Texas has not only made executing prisoners something of an art form, but is getting downright chintzy when it comes to providing the condemned a last meal.
No other state is close when it comes to sending criminals to meet their maker. Since 1976, Texas has executed 475. Virginia's a very distant second with 109.
Texas' governor, Rick Perry, is the undisputed champ when it comes to sheer volume in seeing folks off on their last mile. In Perry's 11-year tenure, Texas has executed 235 people, an average of more than 21 per year.
In the term of Perry's immediate predecessor, George W. Bush (a governor Perry would like to follow into the White House), the state executed 152, an average of more than 30 per year.
You may support the death penalty or you may not, but there's no denying there's a protocol that should be followed when it comes to that sort of thing.
Winston Churchill, in a different context _ defending a formal letter declaring war on Japan in 1941 _ said: "When you have to kill a man, it costs nothing to be polite."
So, depending on your circumstances, if you're going to be executed, you should be able to count on at least the following:
"¢ A blindfold.
"¢ A cigarette.
"¢ A last request.
"¢ Whatever you want for your last meal.
Not so fast, if you're living on death row in the Lone Star State.
It seems an inmate named Lawrence Russell Brewer ruined it for everybody Texas might bump off in the future when he ticked off a state legislator last week.
Brewer, you might recall, was involved in the heinous 1998 hate-crime dragging death of James Byrd Jr.
For his last meal, Brewer asked for two chicken fried steaks, a triple-meat bacon cheeseburger, fried okra, a pound of barbecue, three fajitas, a meat lover's pizza, a pint of ice cream and a slab of peanut butter fudge with crushed peanuts.
Then, according to prison officials, he didn't eat any of it.
This burden on Texas' $164.5 billion two-year state budget did not sit well with Democratic state Sen.
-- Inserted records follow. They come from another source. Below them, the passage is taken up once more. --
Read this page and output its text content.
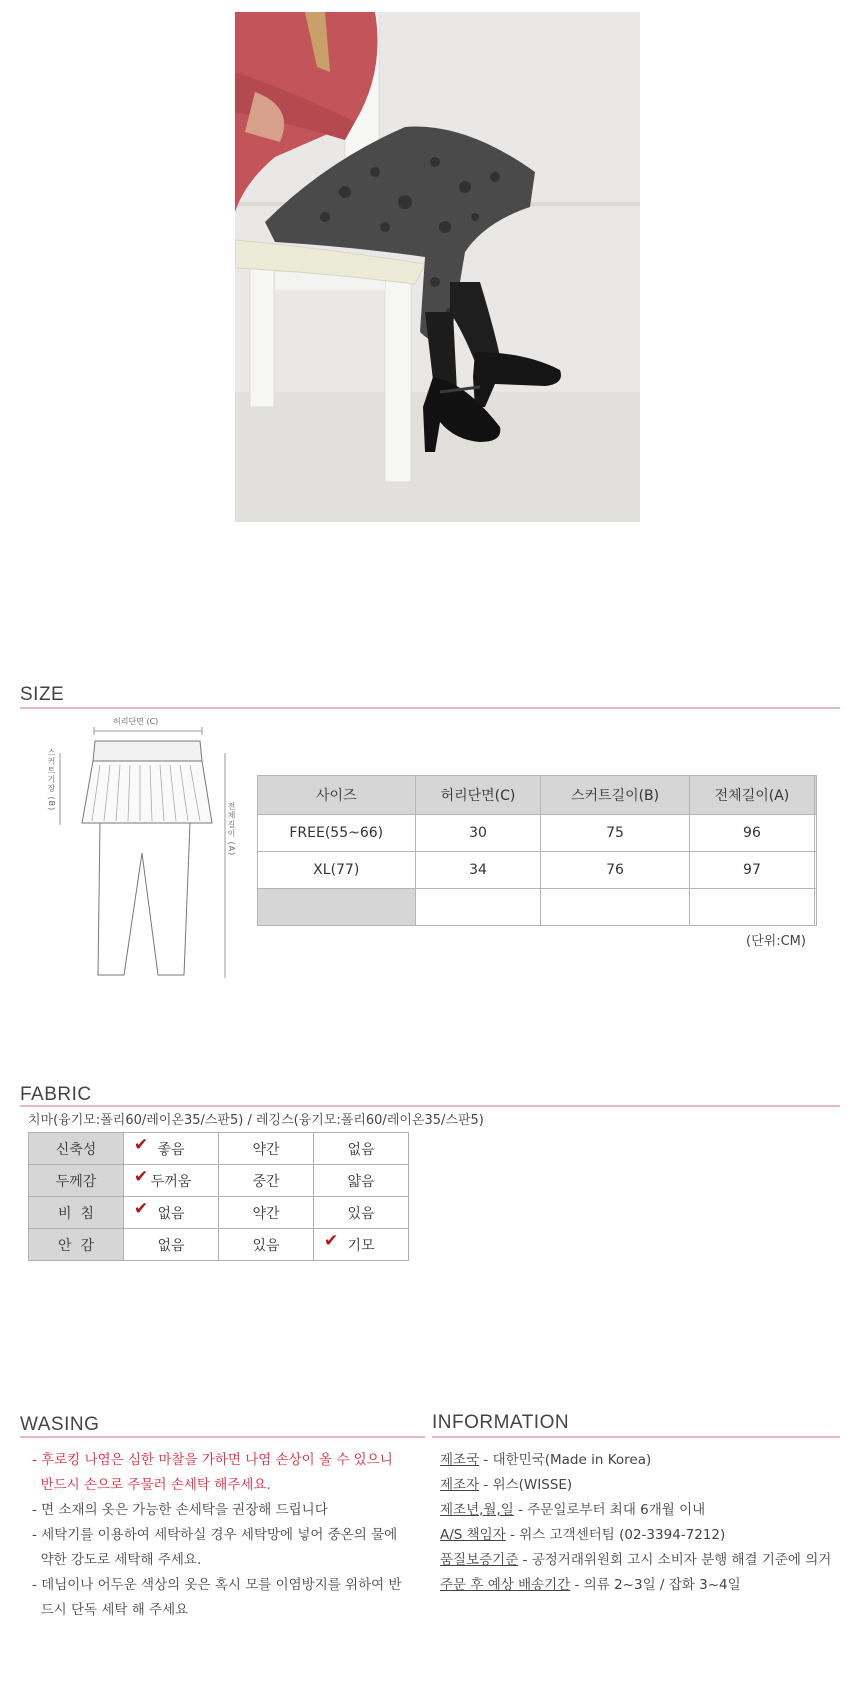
SIZE
허리단면 (C)
스커트기장 (B)
전체길이 (A)
사이즈	허리단면(C)	스커트길이(B)	전체길이(A)	
FREE(55~66)	30	75	96	
XL(77)	34	76	97	

(단위:CM)
FABRIC
치마(융기모:폴리60/레이온35/스판5) / 레깅스(융기모:폴리60/레이온35/스판5)
신축성	✔ 좋음	약간	없음
두께감	✔ 두꺼움	중간	얇음
비  침	✔ 없음	약간	있음
안  감	없음	있음	✔ 기모
WASING
- 후로킹 나염은 심한 마찰을 가하면 나염 손상이 올 수 있으니
반드시 손으로 주물러 손세탁 해주세요.
- 면 소재의 옷은 가능한 손세탁을 권장해 드립니다
- 세탁기를 이용하여 세탁하실 경우 세탁망에 넣어 중온의 물에
약한 강도로 세탁해 주세요.
- 데님이나 어두운 색상의 옷은 혹시 모를 이염방지를 위하여 반
드시 단독 세탁 해 주세요
INFORMATION
제조국 - 대한민국(Made in Korea)
제조자 - 위스(WISSE)
제조년,월,일 - 주문일로부터 최대 6개월 이내
A/S 책임자 - 위스 고객센터팀 (02-3394-7212)
품질보증기준 - 공정거래위원회 고시 소비자 분행 해결 기준에 의거
주문 후 예상 배송기간 - 의류 2~3일 / 잡화 3~4일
John Whitmire, chairman of the Senate Criminal Justice Committee.
"It is extremely inappropriate to give a person sentenced to death such a privilege," Whitmire wrote in a letter to Brad Livingston, the executive director of the Texas Department of Criminal Justice.
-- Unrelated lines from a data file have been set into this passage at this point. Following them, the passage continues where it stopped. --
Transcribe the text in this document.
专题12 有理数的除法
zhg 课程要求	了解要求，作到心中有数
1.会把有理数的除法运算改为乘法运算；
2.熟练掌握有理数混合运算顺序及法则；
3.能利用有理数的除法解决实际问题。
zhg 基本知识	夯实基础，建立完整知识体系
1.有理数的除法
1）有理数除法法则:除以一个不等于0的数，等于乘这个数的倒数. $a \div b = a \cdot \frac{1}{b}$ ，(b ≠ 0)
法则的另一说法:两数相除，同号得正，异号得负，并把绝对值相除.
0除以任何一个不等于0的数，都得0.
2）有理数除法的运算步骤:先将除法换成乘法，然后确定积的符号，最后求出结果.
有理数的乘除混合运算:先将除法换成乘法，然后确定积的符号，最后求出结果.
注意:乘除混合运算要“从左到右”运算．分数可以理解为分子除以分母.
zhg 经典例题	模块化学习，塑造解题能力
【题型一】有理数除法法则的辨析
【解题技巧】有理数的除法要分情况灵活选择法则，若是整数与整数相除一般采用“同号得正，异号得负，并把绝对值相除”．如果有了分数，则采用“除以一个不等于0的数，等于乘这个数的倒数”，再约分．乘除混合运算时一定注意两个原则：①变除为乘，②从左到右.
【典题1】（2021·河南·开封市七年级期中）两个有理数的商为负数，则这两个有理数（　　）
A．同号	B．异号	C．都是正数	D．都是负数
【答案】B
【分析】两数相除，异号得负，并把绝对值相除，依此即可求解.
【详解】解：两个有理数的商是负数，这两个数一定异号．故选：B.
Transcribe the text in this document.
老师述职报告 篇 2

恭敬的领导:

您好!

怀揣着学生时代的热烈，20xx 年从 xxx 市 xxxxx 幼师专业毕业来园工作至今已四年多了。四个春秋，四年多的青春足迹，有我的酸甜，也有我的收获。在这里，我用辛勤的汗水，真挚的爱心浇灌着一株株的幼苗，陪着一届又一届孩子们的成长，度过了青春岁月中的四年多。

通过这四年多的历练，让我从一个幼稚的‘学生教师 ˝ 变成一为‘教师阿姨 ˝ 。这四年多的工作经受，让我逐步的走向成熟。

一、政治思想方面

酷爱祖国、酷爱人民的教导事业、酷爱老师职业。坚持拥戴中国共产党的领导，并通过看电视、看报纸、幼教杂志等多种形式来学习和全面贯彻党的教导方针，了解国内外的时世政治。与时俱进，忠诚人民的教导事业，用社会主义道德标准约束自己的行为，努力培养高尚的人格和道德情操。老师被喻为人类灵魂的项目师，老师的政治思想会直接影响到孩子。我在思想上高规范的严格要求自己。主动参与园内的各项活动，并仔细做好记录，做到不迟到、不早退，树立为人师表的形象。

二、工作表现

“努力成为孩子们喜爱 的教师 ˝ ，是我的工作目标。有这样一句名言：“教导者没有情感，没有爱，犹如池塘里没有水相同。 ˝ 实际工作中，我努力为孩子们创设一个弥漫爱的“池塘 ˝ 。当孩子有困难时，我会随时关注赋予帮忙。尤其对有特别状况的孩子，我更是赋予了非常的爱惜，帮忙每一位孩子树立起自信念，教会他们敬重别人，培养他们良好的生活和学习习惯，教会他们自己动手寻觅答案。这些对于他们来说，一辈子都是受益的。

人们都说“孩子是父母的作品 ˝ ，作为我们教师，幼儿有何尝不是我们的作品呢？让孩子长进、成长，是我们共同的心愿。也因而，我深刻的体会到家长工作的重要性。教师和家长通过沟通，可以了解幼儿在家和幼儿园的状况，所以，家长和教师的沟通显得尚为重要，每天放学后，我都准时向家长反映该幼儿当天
So much for last-meal requests in Texas.
"Effective immediately, no such accommodations will be made," Livingston said a few hours after hearing from Whitmire. "They will receive the same meal served to other offenders on the unit."
Yeah, what an ingrate, going off to his lethal injection without eating his dinner.
"It's long overdue," Whitmire told The Associated Press. "This old boy last night, enough is enough. We're fixing to execute the guy and maybe it makes the system feel good about what they're fixing to do. Kind of hypocritical, you reckon?"
Yeah, we reckon.
But still, the idea of the condemned getting a last meal goes back at least to ancient Greece.
A Grecian urn that I recently unearthed in my backyard reveals the following account of a last-meal conversation just before the 399 B.C. execution of Socrates.
"Socrates, what in the name of Zeus are you eating?"
The elderly philosopher looks up to see his young student, Plato.
"A little Spanakopita," Socrates replies. "What's so terrible?"
"Spanakopita? Spanakopita?" says Plato incredulously. "That stuff will kill you. Do you know what's in Spanakopita?"
"Do I know what's in Spanakopita?" Socrates replies scornfully. "Of course I do. A little chopped spinach, some feta cheese, maybe a little ricotta cheese, too, some onions, scallions and eggs wrapped in phyllo pastry with butter and olive oil.
"Don't be such a schlemiel, Plato. Didn't I say at my trial that 'the unexamined life is not worth living for a human being?' Well, the same goes for unexamined _ and uneaten _ Spanakopita."
"Fat lot of good that testimony did you," says Plato. "They sentenced you to drink hemlock. Better you should be eating something better for you, like a nice moussaka with artichokes and zucchini."
"You know," says Socrates" "Listening to you nag is making the thought of drinking hemlock a lot more inviting."
"All right, Mr. Big Shot Philosopher," says Plato, "do you have a last request?"
"Well sure," says the old sage. "My last request is that no society ever becomes so petty and cheap that it denies a condemned man _ no matter what his crime _ whatever he wants for a last meal."